This is derelict hazel coppice with oak standards. There are banks on two sides with big oaks that show signs of having been cut and pleached. Top edge is a busy A road, east side is a line of trees with a ruined barbed wire fence deeply grown into the trees, no sign of a bank and much flatter ground than in the wood. Has woodland been felled in the past to create the heavily deer-grazed field beyond the derelict fence? There are a few ancient woodland indicator plants in the wood but ground flora is generally sparse and poor due to heavy shading and extreme deer browsing – the population of introduced sika hereabouts is huge.
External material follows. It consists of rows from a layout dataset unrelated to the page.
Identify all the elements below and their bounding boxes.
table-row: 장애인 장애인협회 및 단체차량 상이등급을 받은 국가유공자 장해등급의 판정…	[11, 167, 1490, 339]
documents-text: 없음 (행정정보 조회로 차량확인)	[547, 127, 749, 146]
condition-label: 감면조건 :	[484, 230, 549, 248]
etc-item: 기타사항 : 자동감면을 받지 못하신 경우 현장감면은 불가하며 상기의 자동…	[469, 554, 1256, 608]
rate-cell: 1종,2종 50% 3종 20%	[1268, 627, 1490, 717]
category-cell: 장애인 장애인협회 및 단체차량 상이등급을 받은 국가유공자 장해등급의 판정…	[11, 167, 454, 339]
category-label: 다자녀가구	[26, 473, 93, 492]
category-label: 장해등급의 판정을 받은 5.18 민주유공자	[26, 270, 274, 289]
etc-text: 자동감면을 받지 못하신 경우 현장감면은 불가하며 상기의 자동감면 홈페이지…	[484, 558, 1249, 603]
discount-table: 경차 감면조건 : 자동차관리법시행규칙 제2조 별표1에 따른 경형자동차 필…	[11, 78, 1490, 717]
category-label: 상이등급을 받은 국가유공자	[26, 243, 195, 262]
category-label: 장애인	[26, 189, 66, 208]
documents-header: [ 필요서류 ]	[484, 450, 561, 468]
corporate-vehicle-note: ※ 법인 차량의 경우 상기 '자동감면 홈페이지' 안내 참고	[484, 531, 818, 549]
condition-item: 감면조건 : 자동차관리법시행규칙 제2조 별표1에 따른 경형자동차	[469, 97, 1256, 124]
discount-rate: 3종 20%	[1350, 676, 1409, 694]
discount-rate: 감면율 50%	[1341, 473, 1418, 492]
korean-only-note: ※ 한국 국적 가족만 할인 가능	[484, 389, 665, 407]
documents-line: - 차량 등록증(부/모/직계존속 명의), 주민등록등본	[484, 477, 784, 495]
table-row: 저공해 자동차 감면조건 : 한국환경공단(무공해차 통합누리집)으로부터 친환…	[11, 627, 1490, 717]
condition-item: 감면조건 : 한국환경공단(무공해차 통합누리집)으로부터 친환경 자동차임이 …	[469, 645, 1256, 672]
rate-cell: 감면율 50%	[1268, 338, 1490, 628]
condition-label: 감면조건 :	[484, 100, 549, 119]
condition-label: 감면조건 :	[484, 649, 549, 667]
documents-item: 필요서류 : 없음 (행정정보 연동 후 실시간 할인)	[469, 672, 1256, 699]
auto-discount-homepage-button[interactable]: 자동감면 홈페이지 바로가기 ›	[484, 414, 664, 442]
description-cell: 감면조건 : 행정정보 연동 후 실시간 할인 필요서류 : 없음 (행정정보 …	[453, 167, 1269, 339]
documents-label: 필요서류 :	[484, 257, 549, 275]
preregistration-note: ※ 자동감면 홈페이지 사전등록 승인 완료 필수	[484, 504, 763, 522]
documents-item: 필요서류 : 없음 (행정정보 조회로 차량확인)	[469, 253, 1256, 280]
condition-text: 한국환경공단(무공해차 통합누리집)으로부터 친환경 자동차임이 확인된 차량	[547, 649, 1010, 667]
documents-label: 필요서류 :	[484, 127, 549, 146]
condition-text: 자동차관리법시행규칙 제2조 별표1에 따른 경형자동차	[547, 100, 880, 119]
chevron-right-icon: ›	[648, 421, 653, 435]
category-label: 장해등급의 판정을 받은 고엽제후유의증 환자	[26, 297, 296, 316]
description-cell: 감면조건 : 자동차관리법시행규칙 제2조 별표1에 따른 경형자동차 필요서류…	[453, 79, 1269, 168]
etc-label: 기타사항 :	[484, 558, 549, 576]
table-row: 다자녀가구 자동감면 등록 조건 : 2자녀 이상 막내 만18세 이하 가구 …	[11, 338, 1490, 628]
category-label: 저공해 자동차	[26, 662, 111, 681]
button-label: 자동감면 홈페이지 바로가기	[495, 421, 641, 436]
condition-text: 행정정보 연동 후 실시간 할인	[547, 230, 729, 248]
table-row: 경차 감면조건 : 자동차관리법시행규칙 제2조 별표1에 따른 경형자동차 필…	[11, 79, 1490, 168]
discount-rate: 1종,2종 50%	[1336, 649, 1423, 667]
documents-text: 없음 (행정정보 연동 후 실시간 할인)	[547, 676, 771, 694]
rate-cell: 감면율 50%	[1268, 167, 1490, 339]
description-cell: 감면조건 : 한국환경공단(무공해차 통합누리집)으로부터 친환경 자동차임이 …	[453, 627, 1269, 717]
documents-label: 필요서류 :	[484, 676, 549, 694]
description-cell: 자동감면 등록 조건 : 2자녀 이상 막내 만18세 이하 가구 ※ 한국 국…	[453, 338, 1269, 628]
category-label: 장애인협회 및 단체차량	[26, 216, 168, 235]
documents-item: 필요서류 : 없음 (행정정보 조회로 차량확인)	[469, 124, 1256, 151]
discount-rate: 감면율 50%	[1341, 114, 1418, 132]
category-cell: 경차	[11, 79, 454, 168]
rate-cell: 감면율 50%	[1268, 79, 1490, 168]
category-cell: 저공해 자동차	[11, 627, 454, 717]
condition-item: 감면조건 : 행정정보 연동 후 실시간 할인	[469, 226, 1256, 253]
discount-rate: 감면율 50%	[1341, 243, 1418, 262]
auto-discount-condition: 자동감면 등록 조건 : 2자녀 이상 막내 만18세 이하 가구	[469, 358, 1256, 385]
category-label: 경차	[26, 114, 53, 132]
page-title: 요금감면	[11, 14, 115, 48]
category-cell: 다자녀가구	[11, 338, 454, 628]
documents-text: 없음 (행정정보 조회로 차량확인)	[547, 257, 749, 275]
The tree canopy here includes a lot of well-grown self-sown birch and some waiver-sized self-sown oaks. There are also older oaks including at least one coppice stool with 4 huge stems. The hazel stools are all cycling down with few stems per stool. The wood has had large numbers of oaks planted in tubes underneath the existing canopy and hazel sub-canopy in an apparent attempt to convert it to oak dominated high forest. The attempt has failed because only a few of the planted oaks are still alive and they are all very spindly and of poor form. There has been no other apparent management apart from the act of planting and there are many empty tubes still with their stakes and more just lying around the wood where they have fallen. Planting money (a grant?) has been wasted.
We are being urged to plant trees to offset the greenhouse effect. There are videos on YouTube that tell us that trees sequester carbon. They don’t but they do capture it and store it whilst they are alive. Given all the pressure to plant, why don’t we manage our existing woodlands better? We have twice the area of woodland we had at the end of World War 1, but 40% is unmanaged, we are told. Is this wood managed or unmanaged? Would this woodland be plantationised now? Or is there a better plan that would provide income for the owner, biodiversity benefits and woodland products? We look quickly at this question. We don’t look at how much the ‘better plan’ would cost or where the money might come from….. What do you think?
2 Comments
Very interesting. So if you took that woodland on as a project, where would you start? Do a few of the standards need to go to let in the light and coppice the rest? It would be interesting to see if deer fencing would even work with those pests that have fed there for generations. The time factor is so daunting especially as we grow old ourselves. Here on my homestead the realization of never seeing what I am plantng this year to come into its own is a melancholy cud chew. Yet, it is so fun. Just starting to gear up here.
I'm just getting into woodland management. I live in Surrey and would like to rejuvenate some of the 100s of acres of forgotten amenity woodland and bring the hazel back into rotation.